Ob die Luft eng an der Flügelkontur anliegt, 
hängt vor allem vom Anstellwinkel ab. Wird der zu groß, löst sie sich von 
der Oberfläche, egal bei welcher Geschwindigkeit – das Flugzeug stallt

Von Redaktion
Ausgereizt: Wird der Anstellwinkel zwischen Anströmrichtung (orangefarbiger Pfeil) und Profilsehne (rote Linie) zu groß, droht ein Strömungsabriss

Strömungen gibt es in der Luft und im Wasser. Doch in einem Fluss sieht man besser, wie sie fließen und sich verändern. So hat das Fließmuster des Wassers um einen Brückenpfeiler, auch wenn der ein eher plumpes Profil hat, viel Ähnlichkeit mit dem der Luft um einen Flügel. Man erkennt gut den Staupunkt, hinter dem sich die Strömung teilt und um das Profil herum weiterfließt (anliegende Strömung). Ist das Profil oben stärker gewölbt als unten und/oder wird es gegenüber dem Luftstrom angestellt, entsteht Auftrieb. Bei zu hohem Anstellwinkel kann die Strömung der Profilkontur nicht mehr folgen und sie beginnt, sich von der Flügelhinterkante her abzulösen. Diese verwirbelte Zone breitet sich wie ein Keil nach vorn aus, bis die Strömung nirgends mehr anliegt – sie ist abgerissen.
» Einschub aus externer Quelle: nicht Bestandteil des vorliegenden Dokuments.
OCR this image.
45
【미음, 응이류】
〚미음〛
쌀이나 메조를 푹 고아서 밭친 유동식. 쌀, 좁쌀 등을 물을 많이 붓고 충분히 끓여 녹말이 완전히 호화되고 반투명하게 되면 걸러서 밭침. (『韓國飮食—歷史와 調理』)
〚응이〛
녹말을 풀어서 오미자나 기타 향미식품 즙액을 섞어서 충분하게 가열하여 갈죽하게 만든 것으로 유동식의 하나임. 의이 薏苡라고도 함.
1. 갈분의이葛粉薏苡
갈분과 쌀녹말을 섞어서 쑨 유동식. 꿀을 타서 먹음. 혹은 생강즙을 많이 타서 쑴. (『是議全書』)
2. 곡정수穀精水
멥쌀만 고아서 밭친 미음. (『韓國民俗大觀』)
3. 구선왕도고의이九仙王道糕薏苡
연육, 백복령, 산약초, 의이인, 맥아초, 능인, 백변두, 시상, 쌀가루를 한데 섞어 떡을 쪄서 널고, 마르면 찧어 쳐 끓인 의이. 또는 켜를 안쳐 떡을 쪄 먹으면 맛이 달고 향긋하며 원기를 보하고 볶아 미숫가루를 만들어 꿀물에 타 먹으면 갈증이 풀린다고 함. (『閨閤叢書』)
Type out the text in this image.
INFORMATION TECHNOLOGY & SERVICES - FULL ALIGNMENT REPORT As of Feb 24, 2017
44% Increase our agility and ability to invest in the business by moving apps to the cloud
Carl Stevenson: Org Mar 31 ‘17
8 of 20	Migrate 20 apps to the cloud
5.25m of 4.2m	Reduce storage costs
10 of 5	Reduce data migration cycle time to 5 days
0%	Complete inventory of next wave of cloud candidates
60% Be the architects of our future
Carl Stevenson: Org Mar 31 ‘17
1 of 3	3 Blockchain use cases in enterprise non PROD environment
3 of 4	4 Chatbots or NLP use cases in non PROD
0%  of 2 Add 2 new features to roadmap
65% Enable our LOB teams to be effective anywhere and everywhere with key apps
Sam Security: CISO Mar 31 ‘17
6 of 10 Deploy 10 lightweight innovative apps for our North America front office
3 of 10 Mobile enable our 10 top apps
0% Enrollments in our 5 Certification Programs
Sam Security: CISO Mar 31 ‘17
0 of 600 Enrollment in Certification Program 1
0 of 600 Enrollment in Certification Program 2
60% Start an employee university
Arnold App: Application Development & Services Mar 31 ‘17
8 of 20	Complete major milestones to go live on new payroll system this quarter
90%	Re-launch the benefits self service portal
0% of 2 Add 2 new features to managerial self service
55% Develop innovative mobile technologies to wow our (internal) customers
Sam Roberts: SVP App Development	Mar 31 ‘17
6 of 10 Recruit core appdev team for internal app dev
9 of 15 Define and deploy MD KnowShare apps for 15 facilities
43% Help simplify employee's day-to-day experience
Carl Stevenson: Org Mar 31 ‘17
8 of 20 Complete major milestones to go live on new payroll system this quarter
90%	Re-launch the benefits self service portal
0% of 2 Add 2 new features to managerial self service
Der Strömungsabriss hängt vom Anstellwinkel ab

Eine Tragfläche hat, wie der Brückenpfeiler, aus statischen Gründen eine gewisse Dicke, doch sie ist viel schlanker, da es beim Flugzeug neben dem Auftrieb auch um Widerstandsarmut geht. Widerstand wirkt in Strömungsrichtung – und verändert sich mit dem Anstellwinkel. Man muss nur mal die Hand wie einen Flügel aus einem fahrenden Auto halten: Sobald man die Hand schräg nach oben kippt, spürt man den Auftrieb. Je steiler die Anstellung, desto größer wird der Auftrieb – aber auch der Widerstand. Wenn man die „Anstellung“ übertreibt, reißt der Fahrtwind die Hand nach hinten.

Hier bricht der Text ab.